In the past I worked for the PRS, and they will license you to play any music at your garden fete or in a shop in the UK. The internet has another type of problem because the laws are for each territory... hence the fact that the BBC cannot get agreement to broadcast everything to all their listeners in any part of the world. If they don't have the right to air their own material except under certain conditions, ie. in the UK they cannot rebroadcast after seven days, then it would be a nightmare for a mere mortal to re-broadcast anything under present laws, or even to get the correct licenses. The iPodders have already come up against the same legal minefield. In the US it is almost impossible to gain agreement and licenses, five to date, to legally distribute copyrighted material on the net or in a Podcast. Virgin radio in the UK are the only company that I know who can distribute their shows and actually publicise a world wide audience.

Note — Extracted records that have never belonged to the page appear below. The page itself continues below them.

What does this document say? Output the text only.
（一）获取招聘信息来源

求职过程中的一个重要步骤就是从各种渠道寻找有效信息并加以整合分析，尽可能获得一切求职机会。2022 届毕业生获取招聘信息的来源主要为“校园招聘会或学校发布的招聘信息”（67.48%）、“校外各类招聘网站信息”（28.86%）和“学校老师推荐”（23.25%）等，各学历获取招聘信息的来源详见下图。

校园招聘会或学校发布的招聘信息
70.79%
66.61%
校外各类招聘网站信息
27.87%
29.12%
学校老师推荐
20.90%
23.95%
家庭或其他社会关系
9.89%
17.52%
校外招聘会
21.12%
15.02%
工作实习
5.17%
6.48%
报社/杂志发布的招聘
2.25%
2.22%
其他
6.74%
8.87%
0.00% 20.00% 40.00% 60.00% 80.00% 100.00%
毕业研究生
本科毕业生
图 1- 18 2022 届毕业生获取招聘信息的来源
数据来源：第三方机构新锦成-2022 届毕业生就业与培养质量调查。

People are now turning to non copyrighted material instead. Similar to an open license contract. The same thing happened in advertising a few years ago.... originally actors in the adverts got a repeat fee every time the ad was played .... now they just get a buy out. The music business will eventually have to settle for the same fee structure with music.

Richard

On 5 Aug 2005, at 13:37, Graeme Mulvaney wrote:

This debate makes me laugh;

It was started when the head of ITNs' new media dept. announced the release of an applet that circumvents the BBCs' attempts at DRM, and has turned into an attack on the BBCs' reluctance to share its' copyrighted material.

I've had a mooch around the ITN site and they don't seem to be making any of their content freely available ? If thisn't the case, then could somebody publish a link that we could play with.

The BBC are pioneering a broadcasting paradigm with Backstage - no other broadcaster is actively encouraging developers to re-purpose their information, you should give them a break.